Black Hills National Forest campgrounds, seasonal gates open this weekend

The Forest Service would like to remind the public that even if a road or trail is open, driving on soft surfaces or where rutting has been observed should be avoided until drier conditions arrive.
Timon Campground

photo courtesy: Black Hills National Forest Service

CUSTER, S.D. — Campgrounds and seasonal gates in the Black Hills National Forest are set to open for the summer season this weekend, with campgrounds opening Friday, May 14 and seasonal gates opening Saturday, May 15.

The BHNF has more than 30 campgrounds and 680 individual sites across the regions, some operated under concession by Forest Recreation Management out of Hill City. Fees range from $14 to $26 dollars per night; group camping is also available with advanced reservations near Pactola Reservoir and Sheridan Lake. Electric, sewer, water hook-ups, and showers are not available, most campgrounds have potable water and either flush or vault toilets.

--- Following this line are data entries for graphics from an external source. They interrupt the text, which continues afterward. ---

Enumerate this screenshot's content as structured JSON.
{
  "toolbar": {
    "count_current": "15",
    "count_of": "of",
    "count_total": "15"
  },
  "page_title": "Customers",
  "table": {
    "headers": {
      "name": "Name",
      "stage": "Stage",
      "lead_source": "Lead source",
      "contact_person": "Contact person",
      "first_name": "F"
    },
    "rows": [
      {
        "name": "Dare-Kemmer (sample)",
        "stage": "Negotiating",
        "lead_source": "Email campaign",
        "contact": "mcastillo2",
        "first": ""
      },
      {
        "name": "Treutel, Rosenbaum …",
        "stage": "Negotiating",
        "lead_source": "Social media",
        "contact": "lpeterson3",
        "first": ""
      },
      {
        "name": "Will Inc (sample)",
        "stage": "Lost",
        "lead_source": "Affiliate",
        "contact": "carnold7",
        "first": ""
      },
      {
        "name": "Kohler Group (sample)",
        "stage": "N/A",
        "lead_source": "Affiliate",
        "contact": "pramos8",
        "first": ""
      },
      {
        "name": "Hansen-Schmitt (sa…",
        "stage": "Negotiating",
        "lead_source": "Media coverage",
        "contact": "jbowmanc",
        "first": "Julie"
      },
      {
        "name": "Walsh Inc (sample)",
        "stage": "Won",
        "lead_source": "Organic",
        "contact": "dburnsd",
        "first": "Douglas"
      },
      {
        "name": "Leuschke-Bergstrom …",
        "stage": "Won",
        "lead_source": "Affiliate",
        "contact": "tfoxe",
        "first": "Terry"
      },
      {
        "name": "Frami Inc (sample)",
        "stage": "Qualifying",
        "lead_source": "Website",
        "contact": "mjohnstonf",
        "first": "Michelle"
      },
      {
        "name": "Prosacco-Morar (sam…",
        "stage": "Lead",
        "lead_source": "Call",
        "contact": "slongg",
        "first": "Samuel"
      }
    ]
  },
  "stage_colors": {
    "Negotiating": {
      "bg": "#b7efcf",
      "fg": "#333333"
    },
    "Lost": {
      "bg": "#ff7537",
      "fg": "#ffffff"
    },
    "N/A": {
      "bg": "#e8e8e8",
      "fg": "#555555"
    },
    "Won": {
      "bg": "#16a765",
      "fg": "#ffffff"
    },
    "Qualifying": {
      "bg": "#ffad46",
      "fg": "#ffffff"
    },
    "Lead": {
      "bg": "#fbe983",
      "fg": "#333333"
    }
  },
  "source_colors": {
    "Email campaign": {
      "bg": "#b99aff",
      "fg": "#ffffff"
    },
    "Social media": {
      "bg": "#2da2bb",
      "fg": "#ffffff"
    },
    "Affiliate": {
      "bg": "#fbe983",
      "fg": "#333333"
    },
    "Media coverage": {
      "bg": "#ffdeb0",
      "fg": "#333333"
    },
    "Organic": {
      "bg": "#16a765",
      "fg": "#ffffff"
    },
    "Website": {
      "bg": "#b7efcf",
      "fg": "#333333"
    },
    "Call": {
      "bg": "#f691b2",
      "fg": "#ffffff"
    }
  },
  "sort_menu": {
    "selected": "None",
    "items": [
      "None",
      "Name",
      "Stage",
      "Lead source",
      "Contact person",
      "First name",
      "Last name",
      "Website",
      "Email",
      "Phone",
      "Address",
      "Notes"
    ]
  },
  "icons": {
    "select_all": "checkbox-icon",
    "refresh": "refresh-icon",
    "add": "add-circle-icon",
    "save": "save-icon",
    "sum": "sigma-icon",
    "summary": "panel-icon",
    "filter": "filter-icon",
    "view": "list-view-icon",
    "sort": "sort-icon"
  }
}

Due to high demand, reservations are recommended. Early reservation sales for Black Hills campgrounds point to a strong outdoor recreation season this year, after the lockdowns and quarantines during 2020. KOAs in the area are up over 60 % — visitors began booking in December.

Of note, Cook Lake Campground and Cliff Swallow Trail in the Bearlodge Ranger District will open Friday, May 14. Cook Lake has been open for day-use only due to landslide concerns and a spillway reconstruction project. Landslide monitoring – including an audible siren – will continue on the west side of the lake, and that area will remain closed to the public.

Click here to make reservations. All seasonal closed roads and trails are marked on the current Motor Vehicle Use Map (click here).

The Forest Service would like to remind the public that even if a road or trail is open, driving on soft surfaces or where rutting has been observed should be avoided until drier conditions arrive. Roads and trails in the Hills may be unsuitable for driving at times; damaging forest roads and lands is against the law and penalties can be steep.